Addy Osmani describes Web Components, of which an important part is custom tags. The promise: In one word, a future with Web Components is declarative. JavaScript still exists in this future, but is relegated back to a role where it acts as a glue holding the other bits of a component together. Web Apps in the near future will be composed almost entirely from elements (tags). Some of these elements (like the <audio> tag) will be given to you by the browser but others like <slide-show> will be custom elements provided by UI libraries or you can write it yourself.
Programming with tags. Where have we heard this before?
Starting in the 90’s (and through to the present), there’s ColdFusion. It offers quite a library of custom tags — for everything from control flow (<cfif>) to database interaction (<cfinsert>).
Microsoft has ’em too — called Web Controls — abstracting away things like authentication and (again) database access. Drop in a tag, get a fully-functioning login form.
Logic as markup. So tempting, and so wrong.
Markup is nouns and adjectives. It doesn’t have verbs. It describes, but it does not impel.

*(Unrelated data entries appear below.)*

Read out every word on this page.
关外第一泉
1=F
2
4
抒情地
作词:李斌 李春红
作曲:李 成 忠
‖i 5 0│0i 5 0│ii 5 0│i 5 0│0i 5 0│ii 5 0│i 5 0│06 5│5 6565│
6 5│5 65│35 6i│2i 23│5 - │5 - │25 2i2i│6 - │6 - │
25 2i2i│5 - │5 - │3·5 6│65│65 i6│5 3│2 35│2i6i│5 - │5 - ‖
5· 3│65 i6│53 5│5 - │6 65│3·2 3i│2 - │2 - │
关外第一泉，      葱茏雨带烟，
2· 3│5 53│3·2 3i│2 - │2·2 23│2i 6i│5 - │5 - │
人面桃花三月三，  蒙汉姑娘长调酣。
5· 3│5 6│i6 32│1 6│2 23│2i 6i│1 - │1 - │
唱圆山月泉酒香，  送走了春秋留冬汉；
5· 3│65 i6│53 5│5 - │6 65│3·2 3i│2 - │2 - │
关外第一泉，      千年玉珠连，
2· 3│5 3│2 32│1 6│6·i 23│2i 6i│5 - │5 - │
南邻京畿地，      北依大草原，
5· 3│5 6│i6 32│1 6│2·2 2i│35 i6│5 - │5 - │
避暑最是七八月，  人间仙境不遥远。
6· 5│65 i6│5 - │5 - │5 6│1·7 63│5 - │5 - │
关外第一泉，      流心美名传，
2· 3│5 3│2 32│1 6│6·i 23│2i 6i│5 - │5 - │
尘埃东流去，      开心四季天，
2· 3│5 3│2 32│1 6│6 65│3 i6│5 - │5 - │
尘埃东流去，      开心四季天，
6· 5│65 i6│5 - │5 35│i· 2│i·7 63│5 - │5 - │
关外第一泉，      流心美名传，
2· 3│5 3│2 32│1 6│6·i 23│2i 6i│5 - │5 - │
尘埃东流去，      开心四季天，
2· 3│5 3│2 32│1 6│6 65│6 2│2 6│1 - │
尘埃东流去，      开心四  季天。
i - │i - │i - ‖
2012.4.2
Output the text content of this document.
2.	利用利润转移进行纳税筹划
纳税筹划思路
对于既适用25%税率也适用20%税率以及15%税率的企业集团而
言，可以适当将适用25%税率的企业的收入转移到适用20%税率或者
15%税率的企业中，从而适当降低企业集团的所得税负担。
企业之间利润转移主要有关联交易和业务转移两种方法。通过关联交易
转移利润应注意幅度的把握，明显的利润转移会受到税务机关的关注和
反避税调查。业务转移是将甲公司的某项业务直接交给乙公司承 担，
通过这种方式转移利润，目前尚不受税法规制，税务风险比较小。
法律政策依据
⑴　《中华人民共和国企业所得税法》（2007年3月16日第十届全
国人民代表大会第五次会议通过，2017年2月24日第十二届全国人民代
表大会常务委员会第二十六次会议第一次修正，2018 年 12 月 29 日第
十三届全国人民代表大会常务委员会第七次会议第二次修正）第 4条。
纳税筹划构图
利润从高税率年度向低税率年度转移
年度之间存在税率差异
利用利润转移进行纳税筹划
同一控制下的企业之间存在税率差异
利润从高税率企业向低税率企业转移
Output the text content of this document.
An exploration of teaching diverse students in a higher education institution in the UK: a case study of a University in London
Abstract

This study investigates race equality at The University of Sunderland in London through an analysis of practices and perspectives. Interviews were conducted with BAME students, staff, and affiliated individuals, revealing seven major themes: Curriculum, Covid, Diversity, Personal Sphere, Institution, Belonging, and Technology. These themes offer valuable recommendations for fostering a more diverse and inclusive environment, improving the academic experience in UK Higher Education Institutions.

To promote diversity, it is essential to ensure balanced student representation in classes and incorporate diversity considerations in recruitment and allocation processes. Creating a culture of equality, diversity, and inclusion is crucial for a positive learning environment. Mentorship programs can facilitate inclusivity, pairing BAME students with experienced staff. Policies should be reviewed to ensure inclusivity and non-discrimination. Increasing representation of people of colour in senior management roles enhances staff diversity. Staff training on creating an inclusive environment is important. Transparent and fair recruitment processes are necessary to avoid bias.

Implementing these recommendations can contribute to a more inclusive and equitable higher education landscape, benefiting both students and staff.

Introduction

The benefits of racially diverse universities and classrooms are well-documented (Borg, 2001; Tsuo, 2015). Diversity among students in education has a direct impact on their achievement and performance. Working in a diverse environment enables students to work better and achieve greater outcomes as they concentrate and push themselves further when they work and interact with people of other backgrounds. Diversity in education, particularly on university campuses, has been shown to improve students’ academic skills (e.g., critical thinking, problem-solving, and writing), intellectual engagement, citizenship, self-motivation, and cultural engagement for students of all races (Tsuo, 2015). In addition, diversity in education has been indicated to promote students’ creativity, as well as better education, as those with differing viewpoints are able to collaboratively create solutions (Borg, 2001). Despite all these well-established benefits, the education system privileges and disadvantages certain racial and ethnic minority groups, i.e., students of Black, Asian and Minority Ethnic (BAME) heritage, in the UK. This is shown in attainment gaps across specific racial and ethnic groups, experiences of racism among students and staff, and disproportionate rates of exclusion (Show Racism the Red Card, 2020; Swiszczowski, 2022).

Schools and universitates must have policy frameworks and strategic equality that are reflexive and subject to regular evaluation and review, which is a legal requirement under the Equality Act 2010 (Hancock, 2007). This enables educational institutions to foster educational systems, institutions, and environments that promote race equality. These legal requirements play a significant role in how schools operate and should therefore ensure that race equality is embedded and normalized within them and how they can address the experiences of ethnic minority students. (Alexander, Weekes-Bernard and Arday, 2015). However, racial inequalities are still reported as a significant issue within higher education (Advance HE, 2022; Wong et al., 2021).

Unless we start from the assumption that we want our logic to be declarative! In which case we end up with tags representing verby things like “authenticate the user, hit the database, and iterate the results”.
Now, expressing a syntax tree in markup is just as syntactically “correct” as any other way. If you want to wrap your if statements and subroutines in angle brackets, no problem, you can do that. If you want function arguments expressed as attributes, OK.
But why would we? We’ve got languages — lots of them. And we make new ones all the time. Why retrofit HTML?
ColdFusion and Web Forms were not unsuccessful. Lots of people adopted them, and there was a marketplace for custom tags. The same will probably go for Web Components.
I suspect, however, we’ll go through a time of irrational exuberance before realizing that everyone has created their own weird-ass pseudo-language with angle brackets.